Pour l’opposition sénégalaise, l’onde de choc est particulièrement brutale. Habituée jusqu’ici à faire face à un pouvoir exécutif perçu comme un bloc homogène, elle se retrouve soudainement prise entre deux feux incandescents. D’un côté se dresse le PASTEF d’Ousmane Sonko, puissant appareil militant et majoritaire à l’Assemblée nationale ; de l’autre s’avance Kiiraay, le nouveau bouclier politique du chef de l’État adossé à la légitimité institutionnelle.
Cette dualité inédite au sommet de l’État enferme les forces d’opposition dans une impasse stratégique inconfortable.
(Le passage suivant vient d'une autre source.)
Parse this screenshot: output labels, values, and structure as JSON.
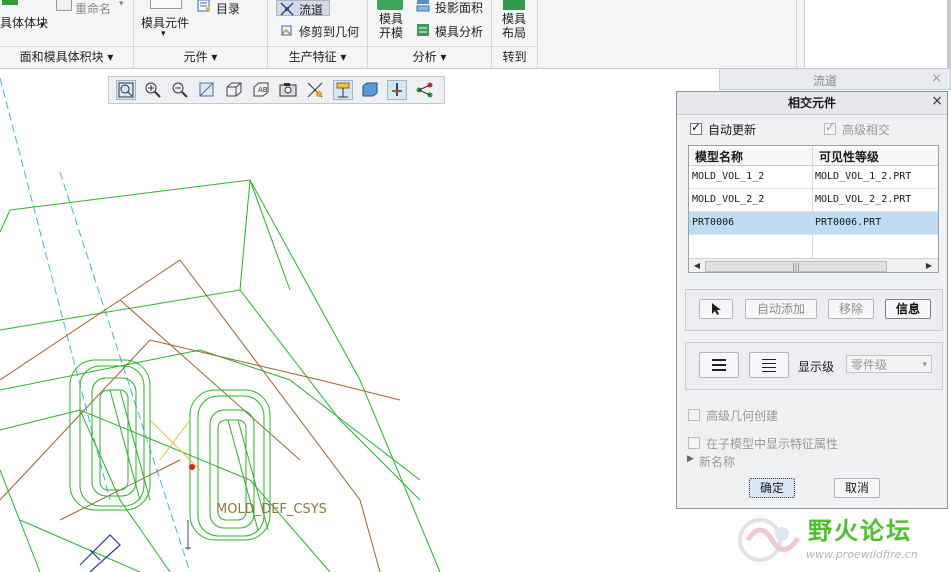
{
  "ribbon": {
    "solid_volume": "具体体块",
    "rename": "重命名",
    "mold_component": "模具元件",
    "catalog": "目录",
    "runner": "流道",
    "trim_to_geometry": "修剪到几何",
    "projected_area": "投影面积",
    "mold_open_l1": "模具",
    "mold_open_l2": "开模",
    "mold_analysis": "模具分析",
    "mold_layout_l1": "模具",
    "mold_layout_l2": "布局",
    "groups": {
      "face_volume": "面和模具体积块",
      "component": "元件",
      "production_feature": "生产特征",
      "analysis": "分析",
      "goto": "转到"
    }
  },
  "background_dialog": {
    "title": "流道",
    "close": "×"
  },
  "dialog": {
    "title": "相交元件",
    "close": "×",
    "auto_update": {
      "label": "自动更新",
      "checked": true
    },
    "advanced_intersect": {
      "label": "高级相交",
      "checked": true,
      "disabled": true
    },
    "table": {
      "headers": [
        "模型名称",
        "可见性等级"
      ],
      "rows": [
        [
          "MOLD_VOL_1_2",
          "MOLD_VOL_1_2.PRT"
        ],
        [
          "MOLD_VOL_2_2",
          "MOLD_VOL_2_2.PRT"
        ],
        [
          "PRT0006",
          "PRT0006.PRT"
        ]
      ],
      "selected_row": 2,
      "scroll_left": "◀",
      "scroll_right": "▶",
      "scroll_grip": "|||"
    },
    "buttons": {
      "auto_add": "自动添加",
      "remove": "移除",
      "info": "信息",
      "display_level_label": "显示级",
      "display_level_value": "零件级",
      "ok": "确定",
      "cancel": "取消"
    },
    "adv_geometry_create": "高级几何创建",
    "show_feature_props": "在子模型中显示特征属性",
    "new_name": "新名称"
  },
  "viewport": {
    "csys_label": "MOLD_DEF_CSYS"
  },
  "watermark": {
    "title": "野火论坛",
    "url": "www.proewildfire.cn"
  },
  "colors": {
    "geometry_green": "#2ab32a",
    "geometry_brown": "#a0622a",
    "axis_cyan": "#38b8e8",
    "selection_blue": "#bfdcf2",
    "watermark_green": "#49c22e"
  }
}
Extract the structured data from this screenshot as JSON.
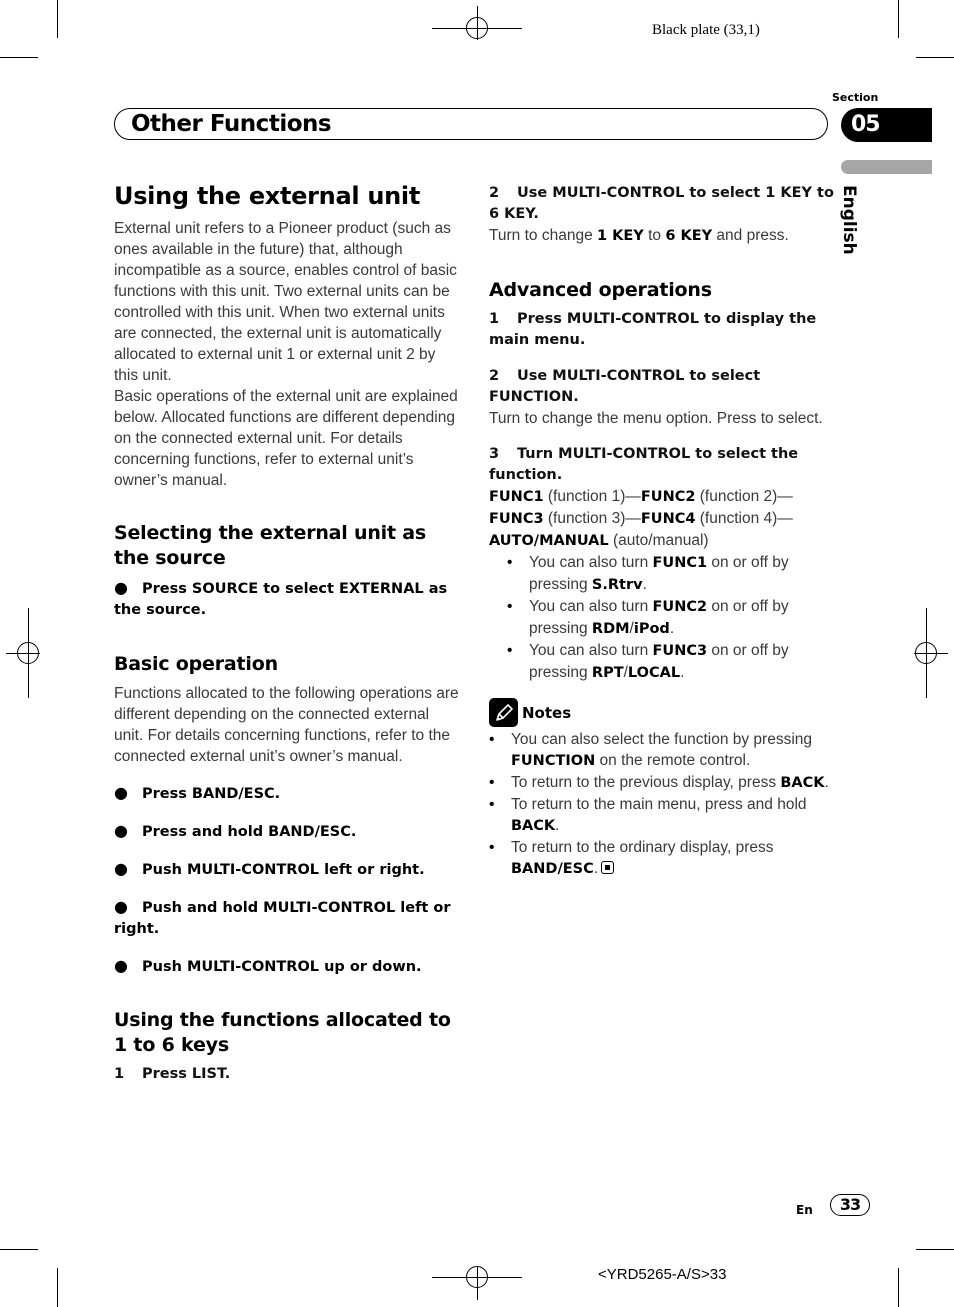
{
  "print_marks": {
    "plate": "Black plate (33,1)",
    "doc_id": "<YRD5265-A/S>33"
  },
  "header": {
    "chapter_title": "Other Functions",
    "section_label": "Section",
    "section_number": "05",
    "language": "English"
  },
  "left_column": {
    "title": "Using the external unit",
    "intro_paragraphs": [
      "External unit refers to a Pioneer product (such as ones available in the future) that, although incompatible as a source, enables control of basic functions with this unit. Two external units can be controlled with this unit. When two external units are connected, the external unit is automatically allocated to external unit 1 or external unit 2 by this unit.",
      "Basic operations of the external unit are explained below. Allocated functions are different depending on the connected external unit. For details concerning functions, refer to external unit’s owner’s manual."
    ],
    "selecting": {
      "heading": "Selecting the external unit as the source",
      "bullet": "●",
      "step": "Press SOURCE to select EXTERNAL as the source."
    },
    "basic": {
      "heading": "Basic operation",
      "text": "Functions allocated to the following operations are different depending on the connected external unit. For details concerning functions, refer to the connected external unit’s owner’s manual.",
      "bullet": "●",
      "steps": [
        "Press BAND/ESC.",
        "Press and hold BAND/ESC.",
        "Push MULTI-CONTROL left or right.",
        "Push and hold MULTI-CONTROL left or right.",
        "Push MULTI-CONTROL up or down."
      ]
    },
    "keys": {
      "heading": "Using the functions allocated to 1 to 6 keys",
      "step1_num": "1",
      "step1": "Press LIST."
    }
  },
  "right_column": {
    "keys_step2": {
      "num": "2",
      "title": "Use MULTI-CONTROL to select 1 KEY to 6 KEY.",
      "text_a": "Turn to change ",
      "bold_a": "1 KEY",
      "text_b": " to ",
      "bold_b": "6 KEY",
      "text_c": " and press."
    },
    "advanced": {
      "heading": "Advanced operations",
      "step1_num": "1",
      "step1": "Press MULTI-CONTROL to display the main menu.",
      "step2_num": "2",
      "step2": "Use MULTI-CONTROL to select FUNCTION.",
      "step2_text": "Turn to change the menu option. Press to select.",
      "step3_num": "3",
      "step3": "Turn MULTI-CONTROL to select the function.",
      "functions": [
        {
          "key": "FUNC1",
          "desc": " (function 1)—"
        },
        {
          "key": "FUNC2",
          "desc": " (function 2)—"
        },
        {
          "key": "FUNC3",
          "desc": " (function 3)—"
        },
        {
          "key": "FUNC4",
          "desc": " (function 4)—"
        },
        {
          "key": "AUTO/MANUAL",
          "desc": " (auto/manual)"
        }
      ],
      "tips": [
        {
          "pre": "You can also turn ",
          "func": "FUNC1",
          "mid": " on or off by pressing ",
          "btn": "S.Rtrv",
          "btn2": "",
          "post": "."
        },
        {
          "pre": "You can also turn ",
          "func": "FUNC2",
          "mid": " on or off by pressing ",
          "btn": "RDM",
          "btn2": "iPod",
          "post": "."
        },
        {
          "pre": "You can also turn ",
          "func": "FUNC3",
          "mid": " on or off by pressing ",
          "btn": "RPT",
          "btn2": "LOCAL",
          "post": "."
        }
      ]
    },
    "notes": {
      "icon": "pencil-icon",
      "label": "Notes",
      "items": [
        {
          "pre": "You can also select the function by pressing ",
          "bold": "FUNCTION",
          "post": " on the remote control."
        },
        {
          "pre": "To return to the previous display, press ",
          "bold": "BACK",
          "post": "."
        },
        {
          "pre": "To return to the main menu, press and hold ",
          "bold": "BACK",
          "post": "."
        },
        {
          "pre": "To return to the ordinary display, press ",
          "bold": "BAND/ESC",
          "post": "."
        }
      ]
    }
  },
  "footer": {
    "lang_code": "En",
    "page_number": "33"
  }
}
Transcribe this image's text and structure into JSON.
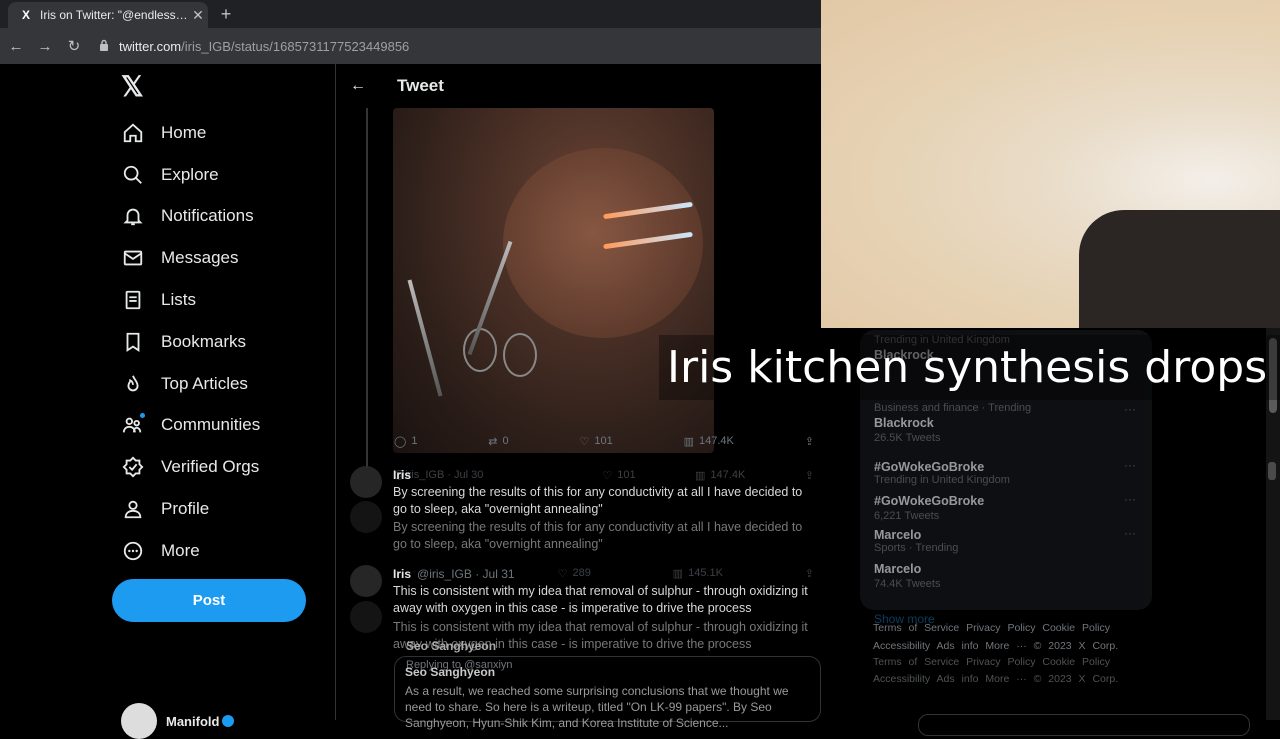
{
  "browser": {
    "tab_title": "Iris on Twitter: \"@endless_sine @",
    "tab_favicon": "X",
    "url_host": "twitter.com",
    "url_path": "/iris_IGB/status/1685731177523449856",
    "back_icon": "←",
    "forward_icon": "→",
    "reload_icon": "↻",
    "new_tab_icon": "+",
    "close_icon": "✕",
    "lock_icon": "🔒"
  },
  "sidebar": {
    "logo": "𝕏",
    "items": [
      {
        "label": "Home",
        "icon": "home-icon"
      },
      {
        "label": "Explore",
        "icon": "search-icon"
      },
      {
        "label": "Notifications",
        "icon": "bell-icon"
      },
      {
        "label": "Messages",
        "icon": "mail-icon"
      },
      {
        "label": "Lists",
        "icon": "list-icon"
      },
      {
        "label": "Bookmarks",
        "icon": "bookmark-icon"
      },
      {
        "label": "Top Articles",
        "icon": "flame-icon"
      },
      {
        "label": "Communities",
        "icon": "people-icon"
      },
      {
        "label": "Verified Orgs",
        "icon": "verified-icon"
      },
      {
        "label": "Profile",
        "icon": "person-icon"
      },
      {
        "label": "More",
        "icon": "more-circle-icon"
      }
    ],
    "post_label": "Post",
    "account_name": "Manifold"
  },
  "center": {
    "header_title": "Tweet",
    "back_icon": "←",
    "main_actions": {
      "replies": "1",
      "retweets": "0",
      "likes": "101",
      "views": "147.4K"
    },
    "ghost_actions": {
      "replies": "",
      "retweets": "",
      "likes": "101",
      "views": "147.4K"
    },
    "ghost_header": "@iris_IGB · Jul 30",
    "replies": [
      {
        "name": "Iris",
        "handle": "",
        "text": "By screening the results of this for any conductivity at all I have decided to go to sleep, aka \"overnight annealing\""
      },
      {
        "name": "",
        "handle": "",
        "text": "By screening the results of this for any conductivity at all I have decided to go to sleep, aka \"overnight annealing\""
      },
      {
        "name": "Iris",
        "handle": "@iris_IGB · Jul 31",
        "text": "This is consistent with my idea that removal of sulphur - through oxidizing it away with oxygen in this case - is imperative to drive the process"
      },
      {
        "name": "",
        "handle": "",
        "text": "This is consistent with my idea that removal of sulphur - through oxidizing it away with oxygen in this case - is imperative to drive the process"
      }
    ],
    "mid_actions": {
      "likes": "289",
      "views": "145.1K"
    },
    "seo_line": "Seo Sanghyeon",
    "replying_to": "Replying to @sanxiyn",
    "quote_name": "Seo Sanghyeon",
    "quote_text": "As a result, we reached some surprising conclusions that we thought we need to share. So here is a writeup, titled \"On LK-99 papers\". By Seo Sanghyeon, Hyun-Shik Kim, and Korea Institute of Science..."
  },
  "caption": "Iris kitchen synthesis drops",
  "trends": [
    {
      "meta": "Trending in United Kingdom",
      "title": "Blackrock",
      "sub": ""
    },
    {
      "meta": "Business and finance · Trending",
      "title": "Blackrock",
      "sub": "26.5K Tweets"
    },
    {
      "meta": "Trending in United Kingdom",
      "title": "#GoWokeGoBroke",
      "sub": ""
    },
    {
      "meta": "Trending in United Kingdom",
      "title": "#GoWokeGoBroke",
      "sub": "6,221 Tweets"
    },
    {
      "meta": "Sports · Trending",
      "title": "Marcelo",
      "sub": ""
    },
    {
      "meta": "Sports · Trending",
      "title": "Marcelo",
      "sub": "74.4K Tweets"
    }
  ],
  "show_more": "Show more",
  "footer_1": "Terms of Service   Privacy Policy   Cookie Policy",
  "footer_2": "Accessibility   Ads info   More ···   © 2023 X Corp."
}
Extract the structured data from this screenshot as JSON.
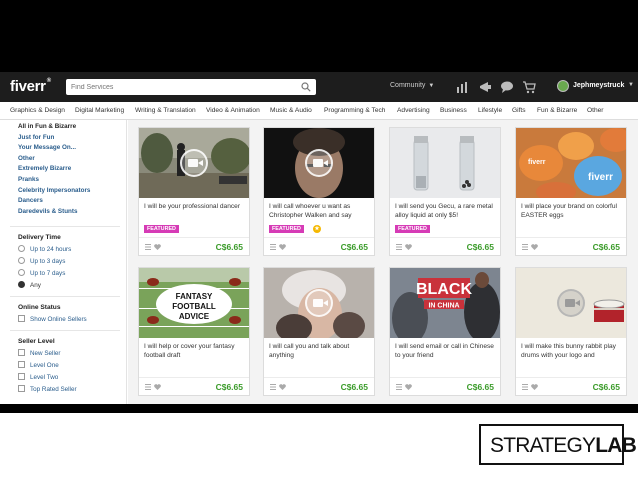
{
  "header": {
    "logo": "fiverr",
    "search_placeholder": "Find Services",
    "community": "Community",
    "username": "Jephmeystruck"
  },
  "categories": [
    "Graphics & Design",
    "Digital Marketing",
    "Writing & Translation",
    "Video & Animation",
    "Music & Audio",
    "Programming & Tech",
    "Advertising",
    "Business",
    "Lifestyle",
    "Gifts",
    "Fun & Bizarre",
    "Other"
  ],
  "sidebar": {
    "category_links": [
      "All in Fun & Bizarre",
      "Just for Fun",
      "Your Message On...",
      "Other",
      "Extremely Bizarre",
      "Pranks",
      "Celebrity Impersonators",
      "Dancers",
      "Daredevils & Stunts"
    ],
    "delivery_title": "Delivery Time",
    "delivery_options": [
      "Up to 24 hours",
      "Up to 3 days",
      "Up to 7 days",
      "Any"
    ],
    "delivery_selected": "Any",
    "online_title": "Online Status",
    "online_option": "Show Online Sellers",
    "seller_title": "Seller Level",
    "seller_options": [
      "New Seller",
      "Level One",
      "Level Two",
      "Top Rated Seller"
    ]
  },
  "gigs": [
    {
      "desc": "I will be your professional dancer",
      "featured": "FEATURED",
      "price": "C$6.65"
    },
    {
      "desc": "I will call whoever u want as Christopher Walken and say",
      "featured": "FEATURED",
      "price": "C$6.65"
    },
    {
      "desc": "I will send you Gecu, a rare metal alloy liquid at only $5!",
      "featured": "FEATURED",
      "price": "C$6.65"
    },
    {
      "desc": "I will place your brand on colorful EASTER eggs",
      "price": "C$6.65"
    },
    {
      "desc": "I will help or cover your fantasy football draft",
      "price": "C$6.65"
    },
    {
      "desc": "I will call you and talk about anything",
      "price": "C$6.65"
    },
    {
      "desc": "I will send email or call in Chinese to your friend",
      "price": "C$6.65"
    },
    {
      "desc": "I will make this bunny rabbit play drums with your logo and",
      "price": "C$6.65"
    }
  ],
  "thumb_text": {
    "fantasy": "FANTASY FOOTBALL ADVICE",
    "black": "BLACK",
    "in_china": "IN CHINA",
    "eggs": "fiverr"
  },
  "strategylab": {
    "part1": "STRATEGY",
    "part2": "LAB"
  },
  "colors": {
    "price_green": "#3c9c2b",
    "featured_pink": "#d63bb6",
    "header_bg": "#1d1d1d",
    "link_blue": "#2a5d8c"
  }
}
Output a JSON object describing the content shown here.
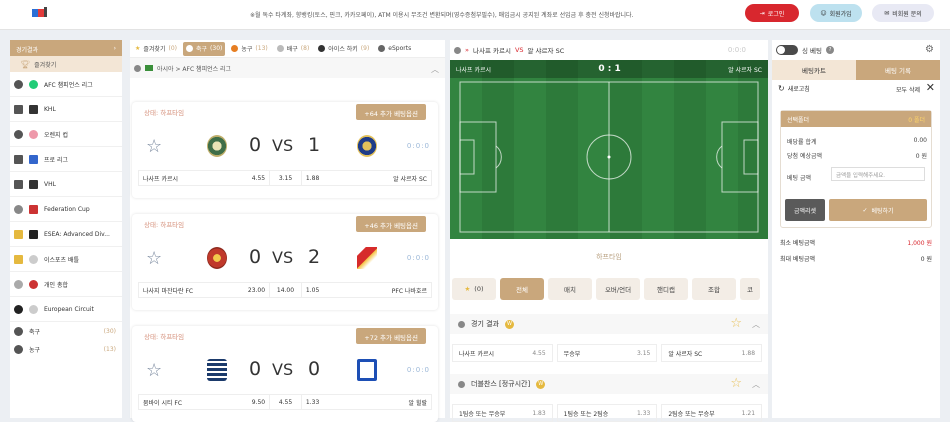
{
  "header": {
    "notice": "※월 독수 타계좌, 향뱅킹(토스, 핀크, 카카오페이), ATM 이용시 무조건 변환되며(영수증첨부필수), 매입금시 공지된 계좌로 선입금 후 충전 신청바랍니다.",
    "login": "로그인",
    "join": "회원가입",
    "guest": "비회원 문의"
  },
  "sidebar": {
    "title": "경기결과",
    "favorites": "즐겨찾기",
    "items": [
      {
        "label": "AFC 챔피언스 리그",
        "icon": "soccer-icon"
      },
      {
        "label": "KHL",
        "icon": "hockey-icon"
      },
      {
        "label": "오렌지 컵",
        "icon": "soccer-icon"
      },
      {
        "label": "프로 리그",
        "icon": "hockey-icon"
      },
      {
        "label": "VHL",
        "icon": "hockey-icon"
      },
      {
        "label": "Federation Cup",
        "icon": "tennis-icon"
      },
      {
        "label": "ESEA: Advanced Div...",
        "icon": "esports-icon"
      },
      {
        "label": "이스포츠 배틀",
        "icon": "esports-icon"
      },
      {
        "label": "개인 총합",
        "icon": "volleyball-icon"
      },
      {
        "label": "European Circuit",
        "icon": "table-tennis-icon"
      }
    ],
    "sports": [
      {
        "label": "축구",
        "count": "(30)"
      },
      {
        "label": "농구",
        "count": "(13)"
      }
    ]
  },
  "tabs": [
    {
      "label": "즐겨찾기",
      "count": "(0)"
    },
    {
      "label": "축구",
      "count": "(30)"
    },
    {
      "label": "농구",
      "count": "(13)"
    },
    {
      "label": "배구",
      "count": "(8)"
    },
    {
      "label": "아이스 하키",
      "count": "(9)"
    },
    {
      "label": "eSports",
      "count": ""
    }
  ],
  "league": {
    "path": "아시아 > AFC 챔피언스 리그"
  },
  "matches": [
    {
      "status": "상태: 하프타임",
      "more": "+64 추가 베팅옵션",
      "home_score": "0",
      "vs": "VS",
      "away_score": "1",
      "tag": "0:0:0",
      "home": "나사프 카르시",
      "home_odd": "4.55",
      "draw_odd": "3.15",
      "away_odd": "1.88",
      "away": "알 샤르자 SC"
    },
    {
      "status": "상태: 하프타임",
      "more": "+46 추가 베팅옵션",
      "home_score": "0",
      "vs": "VS",
      "away_score": "2",
      "tag": "0:0:0",
      "home": "나사지 마잔다란 FC",
      "home_odd": "23.00",
      "draw_odd": "14.00",
      "away_odd": "1.05",
      "away": "PFC 나바호르"
    },
    {
      "status": "상태: 하프타임",
      "more": "+72 추가 베팅옵션",
      "home_score": "0",
      "vs": "VS",
      "away_score": "0",
      "tag": "0:0:0",
      "home": "뭄바이 시티 FC",
      "home_odd": "9.50",
      "draw_odd": "4.55",
      "away_odd": "1.33",
      "away": "알 힐랄"
    }
  ],
  "live": {
    "home": "나사프 카르시",
    "vs": "VS",
    "away": "알 샤르자 SC",
    "tag": "0:0:0",
    "score": "0 : 1",
    "period": "하프타임",
    "markets": [
      "(0)",
      "전체",
      "매치",
      "오버/언더",
      "핸디캡",
      "조합",
      "코"
    ],
    "section1": {
      "title": "경기 결과",
      "w": "W",
      "cells": [
        {
          "label": "나사프 카르시",
          "odd": "4.55"
        },
        {
          "label": "무승부",
          "odd": "3.15"
        },
        {
          "label": "알 샤르자 SC",
          "odd": "1.88"
        }
      ]
    },
    "section2": {
      "title": "더블찬스 [정규시간]",
      "w": "W",
      "cells": [
        {
          "label": "1팀승 또는 무승부",
          "odd": "1.83"
        },
        {
          "label": "1팀승 또는 2팀승",
          "odd": "1.33"
        },
        {
          "label": "2팀승 또는 무승부",
          "odd": "1.21"
        }
      ]
    }
  },
  "betslip": {
    "single": "싱 베팅",
    "tab_cart": "베팅카트",
    "tab_history": "베팅 기록",
    "refresh": "새로고침",
    "delete_all": "모두 삭제",
    "selected": "선택폴더",
    "selected_val": "0 폴더",
    "total_odds": "배당률 합계",
    "total_odds_val": "0.00",
    "expected": "당첨 예상금액",
    "expected_val": "0 원",
    "amount": "베팅 금액",
    "amount_placeholder": "금액을 입력해주세요.",
    "reset": "금액리셋",
    "bet": "베팅하기",
    "min": "최소 베팅금액",
    "min_val": "1,000 원",
    "max": "최대 베팅금액",
    "max_val": "0 원"
  }
}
Cibler Ousmane Sonko sans froisser la présidence de Bassirou Diomaye Faye, ou inversement, relève désormais d’un équilibrisme périlleux. Toute attaque formulée par les opposants risque d’être balayée ou instrumentalisée, apparaissant non pas comme une alternative crédible, mais comme un simple arbitrage au profit de l’un des deux géants de la majorité éclatée.

Face à cette bipolarisation interne au pouvoir, l’opposition peine à maintenir la lisibilité de son propre discours. Le schéma traditionnel opposant le régime en place à ses contradicteurs s’efface au profit du duel captivant entre le palais présidentiel et le parti majoritaire. Reléguée au second plan, la parole des dirigeants de l’opposition perd considérablement de son impact auprès d’une opinion publique focalisée sur les frictions au sommet.
Conséquence directe de cet étouffement politique : un exode massif des cadres de l’opposition s’amorce déjà. Confrontés à la menace d’une invisibilisation durable et à l’obsolescence de leurs partis respectifs, de nombreux élus, leaders locaux et militants s’apprêtent à quitter le champ de l’opposition traditionnelle. Pour survivre sur la scène politique, beaucoup estiment n’avoir d’autre choix que de se ranger derrière l’un des deux blocs prédominants.
Dans ce grand jeu de chaises musicales, le parti présidentiel Kiiraay s’impose d’ores et déjà comme le plus grand bénéficiaire potentiel de ces déserteurs. Se positionnant sur un créneau républicain, institutionnaliste et souverainiste modéré, la nouvelle formation du chef de l’État offre une terre d’accueil idéale pour les modérés, les technocrates et les acteurs politiques réticents face au style plus radical du PASTEF.

Pour ces figures en quête de recasement, rejoindre Kiiraay permet de se rapprocher du pouvoir exécutif tout en évitant d’adhérer au dogme d’Ousmane Sonko. Le concept même de « Kiiraay », désignant le « bouclier » en wolof, agit comme un aimant auprès d’une classe politique désireuse de s’abriter sous la protection présidentielle tout en participant à la conduite des affaires de l’État.
Le départ progressif de ses personnalités clés risque ainsi d’assécher définitivement l’opposition historique, la réduisant à des structures affaiblies et fragmentées. Incapables de faire émerger une troisième voie audible face aux deux mastodontes du pouvoir, les partis d’opposition traditionnels voient leurs bases se dérober au profit de cette nouvelle dynamique d’attraction institutionnelle.
En fondant Kiiraay, Bassirou Diomaye Faye ne s’est pas seulement émancipé de la tutelle morale de son Premier ministre ; il a complètement redistribué les cartes du jeu politique. En forçant l’opposition à devenir spectatrice du bras de fer exécutif puis à choisir son camp, le président sénégalais fait de son nouveau parti l’aspirateur politique central de la recomposition nationale.